Lawan in his remarks on the country’s return to the January-December budget cycle, described the move as a major achievement under the Buhari administration and the 9th Assembly.

According to him, the low implementation that characterised previous budgets has been significantly improved upon as evident in the 2020 budget.

This, Lawan said, had resulted in Ministries recording between 50 per cent and 75 per cent implementation rates on capital projects across the country.

Lawan said:

“In the last three days, we have witnessed submissions raising issues about the budget estimates presented to us by Mr President.

“This is in continuation of our efforts to ensure the desirable cycle.

“That we have taken the annual budget to January-December will be a legacy.

“This will be our legacy as the 9th National Assembly and the legacy of Mr President.

“We have been able to do this together and there’s definitely a difference in the implementation of the 2020 budget compared to the others.

“Some Ministries and projects have received up to 75 per cent funding. There’s none that has received less than 50 per cent.

“While this may not be exactly what we want, it is still an improvement and we will continue to urge the executive to implement the budget up to 100 per cent.

“But I believe that we have seen the benefit of passing the budget in good time, and this is something that we will continue to do,” he said.

On monies generated by agencies of government, Lawan faulted the country’s low revenue earnings on the failure of revenue agencies to remit all sums to the Federation Account after collection.

He, therefore, advocated for improved revenue generation, collection and remittance methods as ways of shoring up the nation’s revenue figures.

“I think our revenue generation, collection and remittances need to be better.

“There are many agencies of government that are supposed to be generating revenues and they do so, but they don’t remit all that they are supposed to,” he said.

He said that the relevant committees would interface on a monthly basis with revenue generating agencies to evaluate their performance, device ways of improvement where they underperform or fail to meet revenue targets.

This, Lawan said, would reduce the deficit inherent in 2021 budget and subsequent budgets.

“It will as well as reduce Nigeria’s dependence on loans to finance capital projects which the country direly needs.

“When we are able to get more revenues, we will reduce the deficit, because this budget has big deficit, and this is because we simply have no resources as at today and we need to have our infrastructure in place.

“So, the issue is for us to diversify the funding and finances of the projects.

“We may not do completely without borrowing, but we could do diversification of the sources of funding.

“We could go for Public Private Partnership like many Senators here suggested, so that we reduce the necessity to borrow.

“Whatever it takes, we have to provide infrastructure in this country, otherwise, we would never move beyond where we are,” Lawan said.

The Senate President while emphasising the importance of oversight by the National Assembly, harped on the need for the Federal Government to cut down on the cost of governance.

This, he said, could be done by merging some of its agencies.

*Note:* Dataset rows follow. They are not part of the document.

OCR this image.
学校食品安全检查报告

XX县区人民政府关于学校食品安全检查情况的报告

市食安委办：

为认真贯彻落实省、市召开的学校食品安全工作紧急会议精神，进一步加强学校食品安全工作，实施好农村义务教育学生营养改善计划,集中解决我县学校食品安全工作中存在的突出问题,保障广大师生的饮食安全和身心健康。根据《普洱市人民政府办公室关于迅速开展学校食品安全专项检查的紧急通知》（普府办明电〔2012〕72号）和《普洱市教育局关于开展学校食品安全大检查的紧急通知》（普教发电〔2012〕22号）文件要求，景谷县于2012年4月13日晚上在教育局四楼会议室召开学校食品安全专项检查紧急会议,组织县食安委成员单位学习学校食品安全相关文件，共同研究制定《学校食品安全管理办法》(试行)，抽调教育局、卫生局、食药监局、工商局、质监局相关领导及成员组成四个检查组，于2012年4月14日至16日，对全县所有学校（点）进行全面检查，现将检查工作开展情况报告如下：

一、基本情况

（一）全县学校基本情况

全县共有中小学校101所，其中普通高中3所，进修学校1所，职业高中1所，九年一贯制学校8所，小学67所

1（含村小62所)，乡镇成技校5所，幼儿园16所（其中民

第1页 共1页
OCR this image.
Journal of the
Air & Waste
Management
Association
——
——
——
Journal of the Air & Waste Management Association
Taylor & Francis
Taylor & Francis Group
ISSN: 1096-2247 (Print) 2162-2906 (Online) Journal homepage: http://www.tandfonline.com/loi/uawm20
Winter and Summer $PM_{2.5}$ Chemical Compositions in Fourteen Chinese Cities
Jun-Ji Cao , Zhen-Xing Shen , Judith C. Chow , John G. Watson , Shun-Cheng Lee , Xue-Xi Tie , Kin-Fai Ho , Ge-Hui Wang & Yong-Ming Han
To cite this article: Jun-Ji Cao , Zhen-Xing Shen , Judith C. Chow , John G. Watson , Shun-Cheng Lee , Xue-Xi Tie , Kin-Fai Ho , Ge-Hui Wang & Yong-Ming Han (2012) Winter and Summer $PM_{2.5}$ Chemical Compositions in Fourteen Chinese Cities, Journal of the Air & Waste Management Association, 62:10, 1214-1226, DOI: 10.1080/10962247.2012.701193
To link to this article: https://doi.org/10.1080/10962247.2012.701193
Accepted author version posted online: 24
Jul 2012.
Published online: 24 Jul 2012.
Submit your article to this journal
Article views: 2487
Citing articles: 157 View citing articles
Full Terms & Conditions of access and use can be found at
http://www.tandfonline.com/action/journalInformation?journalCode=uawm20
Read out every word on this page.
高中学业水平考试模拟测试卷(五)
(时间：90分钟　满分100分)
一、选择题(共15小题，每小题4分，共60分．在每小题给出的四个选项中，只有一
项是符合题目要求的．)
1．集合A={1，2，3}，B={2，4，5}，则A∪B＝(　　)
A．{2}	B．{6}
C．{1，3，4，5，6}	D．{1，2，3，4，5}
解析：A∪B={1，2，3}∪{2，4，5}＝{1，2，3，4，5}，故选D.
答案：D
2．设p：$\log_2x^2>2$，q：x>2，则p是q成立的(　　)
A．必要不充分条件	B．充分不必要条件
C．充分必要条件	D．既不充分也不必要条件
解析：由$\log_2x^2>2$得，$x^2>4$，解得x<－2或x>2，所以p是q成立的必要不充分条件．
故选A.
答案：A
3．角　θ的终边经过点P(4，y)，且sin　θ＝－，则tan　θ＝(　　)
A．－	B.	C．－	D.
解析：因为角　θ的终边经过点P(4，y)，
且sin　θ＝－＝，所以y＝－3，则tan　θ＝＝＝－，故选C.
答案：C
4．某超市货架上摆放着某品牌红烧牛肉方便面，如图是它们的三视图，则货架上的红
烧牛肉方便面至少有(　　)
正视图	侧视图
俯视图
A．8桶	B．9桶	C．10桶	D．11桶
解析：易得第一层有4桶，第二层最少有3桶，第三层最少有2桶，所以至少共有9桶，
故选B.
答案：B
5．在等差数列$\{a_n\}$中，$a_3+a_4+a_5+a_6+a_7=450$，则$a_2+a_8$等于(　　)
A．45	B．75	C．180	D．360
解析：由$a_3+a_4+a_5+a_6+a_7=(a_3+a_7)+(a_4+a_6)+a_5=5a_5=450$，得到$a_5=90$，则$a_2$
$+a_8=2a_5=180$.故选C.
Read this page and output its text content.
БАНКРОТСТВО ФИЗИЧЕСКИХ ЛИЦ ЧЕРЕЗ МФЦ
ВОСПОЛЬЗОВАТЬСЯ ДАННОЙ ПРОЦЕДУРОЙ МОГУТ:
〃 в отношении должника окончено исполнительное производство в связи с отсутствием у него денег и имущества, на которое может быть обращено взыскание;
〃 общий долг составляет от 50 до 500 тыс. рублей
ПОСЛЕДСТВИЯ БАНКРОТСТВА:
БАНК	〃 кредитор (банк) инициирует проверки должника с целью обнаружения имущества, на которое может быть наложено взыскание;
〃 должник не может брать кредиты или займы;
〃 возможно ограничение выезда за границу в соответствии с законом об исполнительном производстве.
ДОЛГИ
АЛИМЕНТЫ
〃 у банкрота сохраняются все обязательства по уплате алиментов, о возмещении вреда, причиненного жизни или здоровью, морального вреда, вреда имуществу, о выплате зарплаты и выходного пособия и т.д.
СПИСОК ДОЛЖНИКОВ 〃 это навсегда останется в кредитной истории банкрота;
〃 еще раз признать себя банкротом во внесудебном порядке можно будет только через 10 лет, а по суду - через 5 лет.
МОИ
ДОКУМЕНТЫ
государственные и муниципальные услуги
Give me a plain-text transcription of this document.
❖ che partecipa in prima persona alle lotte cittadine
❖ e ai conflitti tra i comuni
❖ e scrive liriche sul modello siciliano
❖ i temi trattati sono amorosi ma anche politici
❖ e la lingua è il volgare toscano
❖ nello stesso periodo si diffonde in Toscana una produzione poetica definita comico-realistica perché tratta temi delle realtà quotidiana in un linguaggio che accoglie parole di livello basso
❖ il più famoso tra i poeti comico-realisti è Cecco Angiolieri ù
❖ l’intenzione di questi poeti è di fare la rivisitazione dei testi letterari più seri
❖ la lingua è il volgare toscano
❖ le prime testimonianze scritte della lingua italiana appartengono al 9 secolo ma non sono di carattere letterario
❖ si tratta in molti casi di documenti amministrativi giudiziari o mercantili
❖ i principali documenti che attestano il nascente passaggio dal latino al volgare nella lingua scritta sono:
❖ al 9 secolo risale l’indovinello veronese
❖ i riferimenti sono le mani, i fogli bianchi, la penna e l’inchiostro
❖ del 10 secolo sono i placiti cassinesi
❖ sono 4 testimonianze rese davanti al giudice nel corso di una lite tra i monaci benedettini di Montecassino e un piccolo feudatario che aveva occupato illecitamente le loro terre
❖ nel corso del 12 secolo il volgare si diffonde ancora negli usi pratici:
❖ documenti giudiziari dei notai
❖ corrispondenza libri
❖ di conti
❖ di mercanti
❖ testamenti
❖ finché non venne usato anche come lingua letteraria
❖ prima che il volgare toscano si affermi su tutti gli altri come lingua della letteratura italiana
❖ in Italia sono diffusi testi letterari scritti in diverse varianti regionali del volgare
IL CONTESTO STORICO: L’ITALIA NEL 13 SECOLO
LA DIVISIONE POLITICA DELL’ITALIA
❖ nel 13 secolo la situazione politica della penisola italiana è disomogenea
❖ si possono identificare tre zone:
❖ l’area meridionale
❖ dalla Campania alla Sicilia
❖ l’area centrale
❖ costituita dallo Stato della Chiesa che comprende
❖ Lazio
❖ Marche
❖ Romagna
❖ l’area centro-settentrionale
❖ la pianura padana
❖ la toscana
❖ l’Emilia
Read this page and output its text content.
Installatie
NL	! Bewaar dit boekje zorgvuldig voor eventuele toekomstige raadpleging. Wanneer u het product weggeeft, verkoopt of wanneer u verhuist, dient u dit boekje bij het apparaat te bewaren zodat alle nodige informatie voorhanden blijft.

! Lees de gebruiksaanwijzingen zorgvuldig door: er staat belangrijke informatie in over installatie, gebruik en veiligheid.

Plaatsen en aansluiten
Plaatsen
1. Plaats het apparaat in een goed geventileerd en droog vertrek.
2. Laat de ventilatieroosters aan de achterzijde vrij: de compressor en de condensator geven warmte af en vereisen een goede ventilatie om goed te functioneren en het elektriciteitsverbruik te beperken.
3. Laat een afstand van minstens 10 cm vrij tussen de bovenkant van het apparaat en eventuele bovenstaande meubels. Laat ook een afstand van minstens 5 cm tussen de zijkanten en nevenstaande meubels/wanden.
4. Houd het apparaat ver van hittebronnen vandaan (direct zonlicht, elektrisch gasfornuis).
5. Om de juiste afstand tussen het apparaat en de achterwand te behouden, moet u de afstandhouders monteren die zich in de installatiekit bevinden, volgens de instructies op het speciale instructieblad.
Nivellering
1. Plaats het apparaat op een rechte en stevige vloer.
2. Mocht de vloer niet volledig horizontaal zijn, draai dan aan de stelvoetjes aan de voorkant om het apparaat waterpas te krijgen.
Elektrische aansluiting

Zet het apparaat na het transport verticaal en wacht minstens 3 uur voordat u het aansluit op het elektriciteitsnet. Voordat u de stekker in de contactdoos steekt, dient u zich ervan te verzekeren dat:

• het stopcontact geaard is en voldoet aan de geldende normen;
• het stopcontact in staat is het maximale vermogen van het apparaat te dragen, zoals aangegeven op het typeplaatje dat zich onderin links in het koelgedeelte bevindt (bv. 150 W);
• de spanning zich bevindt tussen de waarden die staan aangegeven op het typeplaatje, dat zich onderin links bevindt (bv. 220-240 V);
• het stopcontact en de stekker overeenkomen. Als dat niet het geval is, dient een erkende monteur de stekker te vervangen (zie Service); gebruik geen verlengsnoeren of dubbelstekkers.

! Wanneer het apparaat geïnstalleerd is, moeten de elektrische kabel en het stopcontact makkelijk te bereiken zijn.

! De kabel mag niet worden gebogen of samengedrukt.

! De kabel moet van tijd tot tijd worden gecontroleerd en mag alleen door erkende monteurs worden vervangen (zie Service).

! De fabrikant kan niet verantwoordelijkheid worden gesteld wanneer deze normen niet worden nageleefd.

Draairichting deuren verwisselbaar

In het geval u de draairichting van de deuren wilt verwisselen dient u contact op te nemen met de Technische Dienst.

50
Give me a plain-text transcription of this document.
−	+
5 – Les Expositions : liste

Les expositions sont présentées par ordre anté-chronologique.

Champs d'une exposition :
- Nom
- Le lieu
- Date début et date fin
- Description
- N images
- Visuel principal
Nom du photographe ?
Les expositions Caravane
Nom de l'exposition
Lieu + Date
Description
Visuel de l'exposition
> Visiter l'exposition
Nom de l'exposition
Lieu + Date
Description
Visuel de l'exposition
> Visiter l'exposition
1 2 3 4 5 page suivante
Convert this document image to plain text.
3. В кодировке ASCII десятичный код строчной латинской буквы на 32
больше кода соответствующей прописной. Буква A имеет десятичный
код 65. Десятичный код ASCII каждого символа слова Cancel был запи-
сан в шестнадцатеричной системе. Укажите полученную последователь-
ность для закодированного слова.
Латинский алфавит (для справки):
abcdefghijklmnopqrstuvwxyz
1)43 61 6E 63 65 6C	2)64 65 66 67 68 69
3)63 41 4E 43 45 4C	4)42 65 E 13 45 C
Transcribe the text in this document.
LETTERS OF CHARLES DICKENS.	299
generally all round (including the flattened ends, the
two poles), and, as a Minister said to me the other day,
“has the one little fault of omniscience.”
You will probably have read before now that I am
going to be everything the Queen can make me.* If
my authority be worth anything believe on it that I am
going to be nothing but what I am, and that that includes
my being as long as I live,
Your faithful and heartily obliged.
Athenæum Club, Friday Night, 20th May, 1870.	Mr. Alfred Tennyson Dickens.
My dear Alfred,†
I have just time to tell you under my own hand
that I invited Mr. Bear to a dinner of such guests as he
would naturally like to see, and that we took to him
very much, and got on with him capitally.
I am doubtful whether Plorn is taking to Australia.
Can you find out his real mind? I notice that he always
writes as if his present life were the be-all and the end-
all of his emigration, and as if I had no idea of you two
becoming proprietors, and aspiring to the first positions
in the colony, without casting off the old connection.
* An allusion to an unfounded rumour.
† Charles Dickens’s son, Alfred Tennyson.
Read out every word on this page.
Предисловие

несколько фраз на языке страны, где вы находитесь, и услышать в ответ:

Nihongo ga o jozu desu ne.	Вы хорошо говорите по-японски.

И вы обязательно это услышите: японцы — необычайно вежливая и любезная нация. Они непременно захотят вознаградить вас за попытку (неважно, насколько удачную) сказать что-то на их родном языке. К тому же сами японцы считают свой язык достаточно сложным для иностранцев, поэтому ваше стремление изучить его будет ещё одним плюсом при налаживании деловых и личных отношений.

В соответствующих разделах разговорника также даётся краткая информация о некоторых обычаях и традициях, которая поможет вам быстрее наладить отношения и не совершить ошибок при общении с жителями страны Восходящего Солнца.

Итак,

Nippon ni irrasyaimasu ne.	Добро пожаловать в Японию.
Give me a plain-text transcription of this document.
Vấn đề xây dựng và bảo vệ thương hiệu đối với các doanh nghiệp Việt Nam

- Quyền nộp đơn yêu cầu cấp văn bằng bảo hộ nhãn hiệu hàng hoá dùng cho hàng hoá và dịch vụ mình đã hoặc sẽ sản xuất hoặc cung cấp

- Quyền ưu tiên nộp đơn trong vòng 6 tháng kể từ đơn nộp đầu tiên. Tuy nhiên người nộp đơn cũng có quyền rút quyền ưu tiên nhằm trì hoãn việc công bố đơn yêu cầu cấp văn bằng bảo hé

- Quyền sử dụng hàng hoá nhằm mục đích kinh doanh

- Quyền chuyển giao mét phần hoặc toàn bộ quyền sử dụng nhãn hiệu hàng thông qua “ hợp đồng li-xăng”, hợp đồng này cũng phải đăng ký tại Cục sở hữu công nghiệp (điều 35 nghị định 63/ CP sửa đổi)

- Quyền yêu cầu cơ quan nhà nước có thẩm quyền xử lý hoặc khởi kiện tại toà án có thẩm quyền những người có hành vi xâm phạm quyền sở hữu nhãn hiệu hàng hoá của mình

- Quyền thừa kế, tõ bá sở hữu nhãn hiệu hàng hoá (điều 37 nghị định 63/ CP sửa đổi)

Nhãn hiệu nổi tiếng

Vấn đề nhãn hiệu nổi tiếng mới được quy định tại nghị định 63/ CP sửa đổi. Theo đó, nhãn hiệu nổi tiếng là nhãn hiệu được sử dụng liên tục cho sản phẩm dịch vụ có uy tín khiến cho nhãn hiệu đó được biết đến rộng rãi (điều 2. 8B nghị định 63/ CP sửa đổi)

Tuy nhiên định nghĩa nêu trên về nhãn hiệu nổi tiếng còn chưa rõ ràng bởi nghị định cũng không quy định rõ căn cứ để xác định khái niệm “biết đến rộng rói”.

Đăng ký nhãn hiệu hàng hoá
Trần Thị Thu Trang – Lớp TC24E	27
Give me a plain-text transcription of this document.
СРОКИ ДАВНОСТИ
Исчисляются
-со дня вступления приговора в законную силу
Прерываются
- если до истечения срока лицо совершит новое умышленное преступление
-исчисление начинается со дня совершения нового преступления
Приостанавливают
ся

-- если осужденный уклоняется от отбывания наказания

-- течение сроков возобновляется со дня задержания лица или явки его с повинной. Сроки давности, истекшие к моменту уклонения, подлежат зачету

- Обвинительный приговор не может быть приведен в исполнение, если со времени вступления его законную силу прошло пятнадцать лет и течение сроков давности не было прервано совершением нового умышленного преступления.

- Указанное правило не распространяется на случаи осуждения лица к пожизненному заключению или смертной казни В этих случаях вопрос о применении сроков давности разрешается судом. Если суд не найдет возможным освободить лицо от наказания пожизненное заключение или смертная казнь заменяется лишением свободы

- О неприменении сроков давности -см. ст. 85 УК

“The responsibility of the National Assembly or Parliament is that whatever we appropriate is properly, economically and efficiently applied.

“This is an oversight function that we must continue to do.

“Before we pass the 2021 budget, we should be able to know how much of the 2020 has been implemented.

“This is because some projects need to be rolled over to 2021, and we need to know the extent to which they have been funded in the 2020 financial year,” he said.

The News Agency of Nigeria reports that the 2021 Appropriations bill which passed the second reading on Oct. 15, was referred to the Committee on Appropriations for further legislative work.

The Committee Chaired by Sen. Jibrin Barau (APC – Kano North), was asked to turn in its report to plenary in four weeks.